Laura Linnenbaum, Jahrgang 1986, studierte Diplom-Regie an der Hochschule für Musik und Darstellende Kunst Frankfurt am Main. Während dieser Zeit verwirklichte sie unter anderem Projekte für das Deutsche Nationaltheater Weimar, das Hamburger Thalia Theater sowie für die Heidelberger Schlossfestspiele und den Heidelberger Stückemarkt. Seit der Spielzeit 2011 inszeniert sie freischaffend sowie als Stipendiatin und Regieassistentin des Frankfurter Schauspiels. Neben anderem sind dort ihre Inszenierungen der Stücke Schlafes Bruder (Körber Studio Regie) und Eine Teufeliade entstanden. Weitere Arbeiten und Projektentwicklungen realisierte sie seitdem am Theater Bonn, am Staatstheater Darmstadt, am Staatstheater Saarbrücken, am Theater Osnabrück sowie am Thomas Bernhard Institut Salzburg.
2014/15 war Laura Linnenbaum Stipendiatin des regieSTUDIO Schauspiel Frankfurt und brachte dort MS Pocahontas von Gerhild Steinbuch und Vom Fischer und seiner Frau von Simon Paul Schneider zur Uraufführung. Für die Inszenierung Silent Noise – Projekt über Sylvia Plath wurde sie 2015 in der Fachzeitschrift »Theater heute« als Nachwuchskünstlerin nominiert.
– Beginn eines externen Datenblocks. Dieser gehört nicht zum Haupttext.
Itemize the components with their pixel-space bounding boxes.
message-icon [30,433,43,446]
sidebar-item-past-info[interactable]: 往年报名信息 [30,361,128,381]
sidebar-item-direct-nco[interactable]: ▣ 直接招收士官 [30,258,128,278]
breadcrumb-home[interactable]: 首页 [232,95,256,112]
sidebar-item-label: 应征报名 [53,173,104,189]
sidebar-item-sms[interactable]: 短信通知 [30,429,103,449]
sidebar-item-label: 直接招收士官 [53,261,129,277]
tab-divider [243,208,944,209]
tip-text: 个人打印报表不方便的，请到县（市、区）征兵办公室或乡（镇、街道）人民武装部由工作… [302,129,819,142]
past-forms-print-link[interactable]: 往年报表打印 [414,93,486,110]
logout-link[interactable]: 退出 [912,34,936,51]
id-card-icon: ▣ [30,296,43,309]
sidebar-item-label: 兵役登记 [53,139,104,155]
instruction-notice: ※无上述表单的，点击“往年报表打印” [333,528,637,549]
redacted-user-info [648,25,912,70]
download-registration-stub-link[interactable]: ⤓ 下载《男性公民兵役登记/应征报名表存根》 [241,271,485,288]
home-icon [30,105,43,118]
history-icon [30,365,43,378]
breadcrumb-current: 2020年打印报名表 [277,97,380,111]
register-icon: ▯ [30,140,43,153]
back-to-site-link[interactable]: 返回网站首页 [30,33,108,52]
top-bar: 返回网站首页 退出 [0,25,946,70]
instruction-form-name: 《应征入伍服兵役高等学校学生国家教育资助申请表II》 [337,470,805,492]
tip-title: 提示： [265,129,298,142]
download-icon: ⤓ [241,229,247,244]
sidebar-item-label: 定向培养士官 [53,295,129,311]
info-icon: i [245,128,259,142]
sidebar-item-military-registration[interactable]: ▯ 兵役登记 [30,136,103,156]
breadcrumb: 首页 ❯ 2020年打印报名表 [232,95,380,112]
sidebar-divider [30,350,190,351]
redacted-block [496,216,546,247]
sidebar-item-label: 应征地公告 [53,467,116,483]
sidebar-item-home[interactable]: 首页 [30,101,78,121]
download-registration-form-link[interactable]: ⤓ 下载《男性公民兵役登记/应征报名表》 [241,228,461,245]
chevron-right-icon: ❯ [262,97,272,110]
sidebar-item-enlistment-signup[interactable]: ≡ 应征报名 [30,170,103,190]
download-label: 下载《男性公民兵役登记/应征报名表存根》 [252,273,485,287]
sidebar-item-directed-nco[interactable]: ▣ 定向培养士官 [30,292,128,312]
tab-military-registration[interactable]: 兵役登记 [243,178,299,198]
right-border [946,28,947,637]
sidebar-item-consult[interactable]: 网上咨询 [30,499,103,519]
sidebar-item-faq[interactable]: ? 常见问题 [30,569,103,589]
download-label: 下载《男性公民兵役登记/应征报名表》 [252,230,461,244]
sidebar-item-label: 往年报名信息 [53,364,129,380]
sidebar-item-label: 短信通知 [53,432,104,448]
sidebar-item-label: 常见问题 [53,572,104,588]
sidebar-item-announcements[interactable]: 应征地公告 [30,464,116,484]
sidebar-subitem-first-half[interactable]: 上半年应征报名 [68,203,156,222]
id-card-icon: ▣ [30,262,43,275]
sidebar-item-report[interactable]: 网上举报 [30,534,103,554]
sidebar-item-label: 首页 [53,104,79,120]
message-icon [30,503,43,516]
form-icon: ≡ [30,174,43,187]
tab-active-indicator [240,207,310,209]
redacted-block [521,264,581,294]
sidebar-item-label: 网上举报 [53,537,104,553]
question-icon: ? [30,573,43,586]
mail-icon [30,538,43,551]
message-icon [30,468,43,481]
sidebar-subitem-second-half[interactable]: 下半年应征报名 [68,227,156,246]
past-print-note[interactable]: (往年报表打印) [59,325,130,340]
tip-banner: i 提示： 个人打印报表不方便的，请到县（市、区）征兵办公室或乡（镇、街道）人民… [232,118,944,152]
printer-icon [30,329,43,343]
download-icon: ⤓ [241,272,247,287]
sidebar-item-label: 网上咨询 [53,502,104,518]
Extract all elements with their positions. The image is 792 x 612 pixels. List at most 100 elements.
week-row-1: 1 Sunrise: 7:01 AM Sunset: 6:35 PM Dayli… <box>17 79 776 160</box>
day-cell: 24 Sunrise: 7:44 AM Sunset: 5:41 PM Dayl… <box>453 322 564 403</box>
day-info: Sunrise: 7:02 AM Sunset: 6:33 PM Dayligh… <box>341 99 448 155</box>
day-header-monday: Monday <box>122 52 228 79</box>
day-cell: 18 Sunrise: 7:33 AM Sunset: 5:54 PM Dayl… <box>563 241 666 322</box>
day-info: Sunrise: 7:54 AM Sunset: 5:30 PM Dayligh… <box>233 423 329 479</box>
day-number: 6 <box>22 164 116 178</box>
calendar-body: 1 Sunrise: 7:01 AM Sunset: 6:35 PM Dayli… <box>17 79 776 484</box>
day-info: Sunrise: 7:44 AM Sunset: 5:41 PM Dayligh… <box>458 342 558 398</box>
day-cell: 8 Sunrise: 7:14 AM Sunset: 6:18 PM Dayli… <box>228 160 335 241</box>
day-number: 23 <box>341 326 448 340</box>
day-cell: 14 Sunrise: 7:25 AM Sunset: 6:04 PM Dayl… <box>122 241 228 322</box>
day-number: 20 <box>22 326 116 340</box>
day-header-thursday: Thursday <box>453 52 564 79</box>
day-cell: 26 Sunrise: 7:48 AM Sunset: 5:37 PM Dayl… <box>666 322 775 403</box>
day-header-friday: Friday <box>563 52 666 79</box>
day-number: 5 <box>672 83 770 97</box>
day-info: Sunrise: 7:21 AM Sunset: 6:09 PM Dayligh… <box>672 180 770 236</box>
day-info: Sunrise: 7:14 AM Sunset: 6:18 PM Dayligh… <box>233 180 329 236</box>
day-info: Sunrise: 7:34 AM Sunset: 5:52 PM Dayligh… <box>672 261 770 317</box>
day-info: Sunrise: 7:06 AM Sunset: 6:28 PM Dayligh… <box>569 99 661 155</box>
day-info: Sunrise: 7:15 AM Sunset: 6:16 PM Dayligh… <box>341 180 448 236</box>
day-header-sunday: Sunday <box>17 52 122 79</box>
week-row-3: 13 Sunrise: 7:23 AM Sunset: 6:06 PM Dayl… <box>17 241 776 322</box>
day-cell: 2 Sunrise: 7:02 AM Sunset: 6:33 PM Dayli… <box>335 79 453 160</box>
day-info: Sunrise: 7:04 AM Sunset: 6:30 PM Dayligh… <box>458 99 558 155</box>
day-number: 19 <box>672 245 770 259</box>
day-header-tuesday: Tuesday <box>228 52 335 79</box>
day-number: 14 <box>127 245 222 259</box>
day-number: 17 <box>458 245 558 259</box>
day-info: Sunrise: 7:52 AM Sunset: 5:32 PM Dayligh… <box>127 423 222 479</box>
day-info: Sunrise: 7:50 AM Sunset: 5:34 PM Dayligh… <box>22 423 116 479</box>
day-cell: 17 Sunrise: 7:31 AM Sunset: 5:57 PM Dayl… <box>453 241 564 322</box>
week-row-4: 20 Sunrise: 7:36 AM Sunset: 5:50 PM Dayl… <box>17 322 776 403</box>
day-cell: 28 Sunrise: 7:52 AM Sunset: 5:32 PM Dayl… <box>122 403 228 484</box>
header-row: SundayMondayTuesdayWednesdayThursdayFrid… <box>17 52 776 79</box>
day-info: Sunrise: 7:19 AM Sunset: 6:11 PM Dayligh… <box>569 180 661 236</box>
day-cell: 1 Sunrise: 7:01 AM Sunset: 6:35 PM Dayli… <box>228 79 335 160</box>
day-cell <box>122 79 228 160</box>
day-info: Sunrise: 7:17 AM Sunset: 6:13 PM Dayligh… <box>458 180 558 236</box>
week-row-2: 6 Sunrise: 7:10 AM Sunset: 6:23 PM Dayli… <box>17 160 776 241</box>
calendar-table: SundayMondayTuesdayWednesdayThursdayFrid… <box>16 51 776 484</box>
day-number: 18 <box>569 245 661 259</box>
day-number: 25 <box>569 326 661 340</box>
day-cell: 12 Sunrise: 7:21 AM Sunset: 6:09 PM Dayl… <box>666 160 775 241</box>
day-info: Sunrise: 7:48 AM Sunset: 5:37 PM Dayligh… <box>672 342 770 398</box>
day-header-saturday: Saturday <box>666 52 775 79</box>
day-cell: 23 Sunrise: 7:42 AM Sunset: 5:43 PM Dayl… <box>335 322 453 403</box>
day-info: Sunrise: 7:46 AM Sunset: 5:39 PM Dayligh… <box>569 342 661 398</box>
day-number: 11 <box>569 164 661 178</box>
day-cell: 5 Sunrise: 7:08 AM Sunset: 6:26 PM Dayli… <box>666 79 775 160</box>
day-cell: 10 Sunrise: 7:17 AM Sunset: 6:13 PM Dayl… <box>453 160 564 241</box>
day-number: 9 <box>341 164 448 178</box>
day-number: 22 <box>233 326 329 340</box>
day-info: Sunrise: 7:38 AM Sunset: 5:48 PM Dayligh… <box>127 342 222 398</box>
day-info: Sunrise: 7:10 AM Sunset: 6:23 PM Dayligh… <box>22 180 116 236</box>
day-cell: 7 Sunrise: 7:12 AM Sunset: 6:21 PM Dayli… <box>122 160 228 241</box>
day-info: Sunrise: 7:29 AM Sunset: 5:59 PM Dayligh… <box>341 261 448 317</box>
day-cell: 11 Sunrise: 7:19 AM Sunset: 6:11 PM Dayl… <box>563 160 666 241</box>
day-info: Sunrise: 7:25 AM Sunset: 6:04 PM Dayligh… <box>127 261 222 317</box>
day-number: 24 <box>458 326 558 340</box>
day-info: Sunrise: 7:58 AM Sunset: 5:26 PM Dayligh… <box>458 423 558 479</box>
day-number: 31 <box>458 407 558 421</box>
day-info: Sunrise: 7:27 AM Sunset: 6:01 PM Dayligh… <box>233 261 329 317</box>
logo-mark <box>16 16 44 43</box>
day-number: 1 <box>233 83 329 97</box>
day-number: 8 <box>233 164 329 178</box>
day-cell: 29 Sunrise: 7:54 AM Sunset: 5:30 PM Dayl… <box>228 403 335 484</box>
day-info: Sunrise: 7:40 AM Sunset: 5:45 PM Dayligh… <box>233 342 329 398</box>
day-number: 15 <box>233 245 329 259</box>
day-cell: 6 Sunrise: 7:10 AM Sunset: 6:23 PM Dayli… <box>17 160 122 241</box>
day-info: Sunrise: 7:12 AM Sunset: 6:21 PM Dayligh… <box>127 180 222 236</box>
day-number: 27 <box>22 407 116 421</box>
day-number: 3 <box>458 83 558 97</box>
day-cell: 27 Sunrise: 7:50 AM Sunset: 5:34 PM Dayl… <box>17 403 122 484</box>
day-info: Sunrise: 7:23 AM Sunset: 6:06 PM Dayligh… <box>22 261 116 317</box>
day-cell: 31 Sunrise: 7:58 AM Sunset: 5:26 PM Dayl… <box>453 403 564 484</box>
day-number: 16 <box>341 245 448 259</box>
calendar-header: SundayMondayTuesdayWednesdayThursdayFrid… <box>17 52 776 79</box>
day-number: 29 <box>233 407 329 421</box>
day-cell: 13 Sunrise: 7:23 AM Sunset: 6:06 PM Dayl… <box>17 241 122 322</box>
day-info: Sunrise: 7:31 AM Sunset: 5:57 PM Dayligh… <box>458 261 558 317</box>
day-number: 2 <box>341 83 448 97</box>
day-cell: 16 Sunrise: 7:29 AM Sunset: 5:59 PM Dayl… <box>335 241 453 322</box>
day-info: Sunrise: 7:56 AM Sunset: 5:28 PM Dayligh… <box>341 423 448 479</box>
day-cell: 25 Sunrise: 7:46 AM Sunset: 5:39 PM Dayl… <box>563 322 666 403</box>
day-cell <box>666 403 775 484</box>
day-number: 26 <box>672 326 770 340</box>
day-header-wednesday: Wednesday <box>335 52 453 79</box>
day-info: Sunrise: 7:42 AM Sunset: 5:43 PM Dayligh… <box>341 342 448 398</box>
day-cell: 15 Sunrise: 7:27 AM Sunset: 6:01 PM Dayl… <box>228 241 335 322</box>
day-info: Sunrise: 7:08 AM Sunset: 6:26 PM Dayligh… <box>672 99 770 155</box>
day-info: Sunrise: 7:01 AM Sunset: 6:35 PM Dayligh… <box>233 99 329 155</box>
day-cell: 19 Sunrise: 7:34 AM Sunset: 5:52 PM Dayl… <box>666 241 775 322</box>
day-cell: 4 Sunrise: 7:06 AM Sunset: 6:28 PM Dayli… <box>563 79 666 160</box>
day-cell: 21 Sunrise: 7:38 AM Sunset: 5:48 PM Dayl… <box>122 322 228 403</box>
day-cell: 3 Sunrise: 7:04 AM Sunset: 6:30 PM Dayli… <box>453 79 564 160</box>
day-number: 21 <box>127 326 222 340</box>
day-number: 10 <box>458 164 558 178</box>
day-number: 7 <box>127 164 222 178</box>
In der Spielzeit 16/17 werden von ihr außerdem am Theater Bonn, am Staatschauspiel Dresden und am Theater Chemnitz Arbeiten zu sehen sein. Am Staatstheater Kassel inszeniert Laura Linnenbaum zum ersten Mal.
Mit Sabrina Ceesay, Caroline Dietrich, Eva-Maria Keller, Ingrid Noemi Stein, Christina Weiser, Rahel Weiss.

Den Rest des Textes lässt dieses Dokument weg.